The main aim of the Directive, as stated in its recital no. 4, was to foster creativity and growth of the European creative industries: “A harmonised legal framework on copyright and related rights, through increased legal certainty and while providing for a high level of protection of intellectual property, will foster substantial investment in creativity and innovation, including network infrastructure, and lead in turn to growth and increased competitiveness of European industry, both in the area of content provision and information technology and more generally across a wide range of industrial and cultural sectors. This will safeguard employment and encourage new job creation.”
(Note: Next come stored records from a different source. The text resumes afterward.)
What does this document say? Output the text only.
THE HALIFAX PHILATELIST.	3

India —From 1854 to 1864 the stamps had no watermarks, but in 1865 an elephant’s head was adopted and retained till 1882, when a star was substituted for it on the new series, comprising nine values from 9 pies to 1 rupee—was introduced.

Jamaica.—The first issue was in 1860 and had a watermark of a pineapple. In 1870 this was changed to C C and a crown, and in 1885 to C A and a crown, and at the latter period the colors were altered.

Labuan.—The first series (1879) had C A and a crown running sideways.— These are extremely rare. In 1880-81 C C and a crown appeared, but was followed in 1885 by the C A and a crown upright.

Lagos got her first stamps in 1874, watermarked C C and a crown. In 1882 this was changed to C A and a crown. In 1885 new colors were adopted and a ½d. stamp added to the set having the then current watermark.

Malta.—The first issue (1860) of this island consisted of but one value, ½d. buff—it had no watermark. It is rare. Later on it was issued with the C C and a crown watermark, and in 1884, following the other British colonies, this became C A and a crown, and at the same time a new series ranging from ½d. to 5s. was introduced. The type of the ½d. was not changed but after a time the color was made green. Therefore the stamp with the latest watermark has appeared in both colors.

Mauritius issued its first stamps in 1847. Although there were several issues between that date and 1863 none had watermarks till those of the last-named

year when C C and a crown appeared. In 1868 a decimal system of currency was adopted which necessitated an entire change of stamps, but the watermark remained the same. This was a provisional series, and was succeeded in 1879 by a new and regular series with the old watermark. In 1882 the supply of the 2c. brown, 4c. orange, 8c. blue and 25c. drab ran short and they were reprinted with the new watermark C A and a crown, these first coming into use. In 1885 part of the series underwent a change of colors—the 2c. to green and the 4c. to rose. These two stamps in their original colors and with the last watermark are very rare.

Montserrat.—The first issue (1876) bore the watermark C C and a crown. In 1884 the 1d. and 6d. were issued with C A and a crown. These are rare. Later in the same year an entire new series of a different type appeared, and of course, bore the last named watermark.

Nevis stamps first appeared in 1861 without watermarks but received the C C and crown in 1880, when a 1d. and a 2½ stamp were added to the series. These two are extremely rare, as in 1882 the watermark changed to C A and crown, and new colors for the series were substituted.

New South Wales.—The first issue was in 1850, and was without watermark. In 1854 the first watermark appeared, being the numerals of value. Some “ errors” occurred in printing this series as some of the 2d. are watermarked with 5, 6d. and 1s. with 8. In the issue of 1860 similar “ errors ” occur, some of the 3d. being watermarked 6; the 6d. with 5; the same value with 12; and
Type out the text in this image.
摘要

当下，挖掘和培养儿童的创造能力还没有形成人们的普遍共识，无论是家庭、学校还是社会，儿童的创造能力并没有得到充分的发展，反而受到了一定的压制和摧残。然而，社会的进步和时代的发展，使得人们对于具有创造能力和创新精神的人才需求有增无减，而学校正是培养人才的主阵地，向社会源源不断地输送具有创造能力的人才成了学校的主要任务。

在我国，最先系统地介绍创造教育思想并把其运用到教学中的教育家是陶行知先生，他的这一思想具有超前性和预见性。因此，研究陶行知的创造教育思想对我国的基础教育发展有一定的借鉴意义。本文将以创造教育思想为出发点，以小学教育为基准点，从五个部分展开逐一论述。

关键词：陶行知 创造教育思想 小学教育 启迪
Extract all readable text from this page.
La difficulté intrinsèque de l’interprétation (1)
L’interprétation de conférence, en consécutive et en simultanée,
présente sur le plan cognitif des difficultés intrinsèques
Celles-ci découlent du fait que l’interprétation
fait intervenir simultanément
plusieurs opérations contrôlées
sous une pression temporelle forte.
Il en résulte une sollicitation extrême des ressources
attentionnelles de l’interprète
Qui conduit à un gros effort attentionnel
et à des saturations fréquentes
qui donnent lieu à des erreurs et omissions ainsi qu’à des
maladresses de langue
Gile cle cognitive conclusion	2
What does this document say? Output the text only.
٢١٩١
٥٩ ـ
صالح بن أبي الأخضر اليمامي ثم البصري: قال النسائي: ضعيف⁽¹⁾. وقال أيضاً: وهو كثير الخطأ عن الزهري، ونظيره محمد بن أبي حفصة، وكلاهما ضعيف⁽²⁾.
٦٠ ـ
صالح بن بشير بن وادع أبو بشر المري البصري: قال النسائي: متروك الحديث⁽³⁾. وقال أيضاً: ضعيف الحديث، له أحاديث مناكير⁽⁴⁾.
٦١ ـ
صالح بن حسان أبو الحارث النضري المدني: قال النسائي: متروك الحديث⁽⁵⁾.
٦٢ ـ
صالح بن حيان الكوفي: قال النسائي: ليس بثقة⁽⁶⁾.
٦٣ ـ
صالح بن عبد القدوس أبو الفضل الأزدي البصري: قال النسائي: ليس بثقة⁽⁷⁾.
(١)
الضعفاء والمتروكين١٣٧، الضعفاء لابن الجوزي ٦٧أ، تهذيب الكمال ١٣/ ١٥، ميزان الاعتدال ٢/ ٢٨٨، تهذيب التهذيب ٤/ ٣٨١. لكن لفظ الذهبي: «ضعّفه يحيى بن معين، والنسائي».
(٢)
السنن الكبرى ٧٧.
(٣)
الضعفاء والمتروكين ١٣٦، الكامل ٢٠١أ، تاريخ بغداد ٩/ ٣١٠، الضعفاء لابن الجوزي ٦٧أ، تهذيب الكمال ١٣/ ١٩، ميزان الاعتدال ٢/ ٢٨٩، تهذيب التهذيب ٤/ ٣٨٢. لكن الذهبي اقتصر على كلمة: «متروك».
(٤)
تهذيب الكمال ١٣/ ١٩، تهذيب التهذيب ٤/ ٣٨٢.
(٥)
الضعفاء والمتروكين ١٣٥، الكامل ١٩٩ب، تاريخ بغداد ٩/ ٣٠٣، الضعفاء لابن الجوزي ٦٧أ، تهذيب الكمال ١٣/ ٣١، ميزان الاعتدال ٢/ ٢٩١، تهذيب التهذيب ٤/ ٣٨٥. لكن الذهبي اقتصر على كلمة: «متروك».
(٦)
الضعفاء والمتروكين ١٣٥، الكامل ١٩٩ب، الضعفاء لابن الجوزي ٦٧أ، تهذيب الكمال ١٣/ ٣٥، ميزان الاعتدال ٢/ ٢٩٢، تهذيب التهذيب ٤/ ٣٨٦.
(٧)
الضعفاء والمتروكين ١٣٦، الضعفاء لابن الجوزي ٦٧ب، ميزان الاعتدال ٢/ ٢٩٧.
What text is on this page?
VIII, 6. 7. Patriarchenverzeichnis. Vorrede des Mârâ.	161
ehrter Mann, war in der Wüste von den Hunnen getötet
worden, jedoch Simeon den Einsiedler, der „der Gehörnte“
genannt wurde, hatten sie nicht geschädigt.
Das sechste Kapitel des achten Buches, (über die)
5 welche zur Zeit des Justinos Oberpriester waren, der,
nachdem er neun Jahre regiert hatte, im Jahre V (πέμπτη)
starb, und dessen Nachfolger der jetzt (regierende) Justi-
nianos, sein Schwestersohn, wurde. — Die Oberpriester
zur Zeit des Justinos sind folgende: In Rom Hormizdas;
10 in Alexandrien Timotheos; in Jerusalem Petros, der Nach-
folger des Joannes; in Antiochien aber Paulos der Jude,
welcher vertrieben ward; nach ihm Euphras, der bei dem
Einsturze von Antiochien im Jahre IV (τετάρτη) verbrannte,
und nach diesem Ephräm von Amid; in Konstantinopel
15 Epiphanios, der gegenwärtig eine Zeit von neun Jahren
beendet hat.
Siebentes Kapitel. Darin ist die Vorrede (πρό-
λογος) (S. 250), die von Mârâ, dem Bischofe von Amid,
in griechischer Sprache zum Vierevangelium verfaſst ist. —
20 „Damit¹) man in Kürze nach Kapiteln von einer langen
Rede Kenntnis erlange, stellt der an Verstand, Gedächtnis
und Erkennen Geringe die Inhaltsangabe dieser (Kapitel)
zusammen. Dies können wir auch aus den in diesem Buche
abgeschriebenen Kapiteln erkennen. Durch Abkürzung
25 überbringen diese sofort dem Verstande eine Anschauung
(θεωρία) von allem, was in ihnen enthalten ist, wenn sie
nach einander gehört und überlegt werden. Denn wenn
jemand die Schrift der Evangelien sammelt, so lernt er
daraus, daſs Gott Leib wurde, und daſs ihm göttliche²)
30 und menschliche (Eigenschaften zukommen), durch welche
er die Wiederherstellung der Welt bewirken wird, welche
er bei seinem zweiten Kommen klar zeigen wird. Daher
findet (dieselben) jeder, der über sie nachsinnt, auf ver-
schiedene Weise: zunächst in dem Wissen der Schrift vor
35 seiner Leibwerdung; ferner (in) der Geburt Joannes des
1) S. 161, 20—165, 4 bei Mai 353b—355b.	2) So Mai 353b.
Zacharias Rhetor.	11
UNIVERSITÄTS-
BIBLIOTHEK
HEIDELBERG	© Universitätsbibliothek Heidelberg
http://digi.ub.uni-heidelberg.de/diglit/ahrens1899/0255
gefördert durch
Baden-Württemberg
Ten years after, it is interesting to query whether this ambitious goal has been achieved. While the European Commission has never conducted a full review of the Directive, apart from a concise ‘Application report’ in 2007, it did commission a study to evaluate its impact. The study, which was carried out by Lucie Guibault and Guido Westkamp and completed in 2007, raises serious doubts as to the effectiveness of the Directive – for a number of reasons. First, the standards set by the Directive in many instances deviate from those set by the main international agreements. This is an important observation, since the Internet nowadays intricately links European markets to global markets. Second, the level of harmonization that the Directive has actually achieved is fairly limited, particularly in the realm of limitations and exceptions where Member States may pick and choose from a ‘shopping list’ of 21 categories of limitations. Third, the vague wordings of certain provisions undermine the legal security that the Directive sought to provide. Fourth, due to the technology-specific formulation of some of the Directive’s provisions, its long-term sustainability is questionable. Fifth, the Directive’s structure of mandatory rights and optional and contractually overridable exceptions do not add up to a balanced system that fairly reflects the interests of right holders and the general public, and thus promotes creativity and innovation.
Now that the Directive is going into its second decade, the time is ripe to once again evaluate its success and contemplate its future. On Friday, January 13, 2012 the CRIDS (Centre de Recherche Information, Droit et Société) of the University of Namur and IViR (Institute for Information Law) of the University of Amsterdam will jointly organize an academic conference on the past, present and future of the Information Society Directive, to be held at the European Parliament in Brussels. Scheduled speakers include Marielle Gallo (MEP), Maria Martin-Pratt (Head of Copyright Unit, EC DG Market), Prof. Lionel Bently (Cambridge), Prof. Séverine Dusollier (CRIDS), Prof. Christophe Geiger (Strasbourg), Dr. Lucie Guibault (IViR), Prof. Bernt Hugenholtz (IViR), Prof. Justin Hughes (Cardozo Law School) and Prof. Martin Senftleben (VU Amsterdam University). Readers of this blog are kindly invited to attend.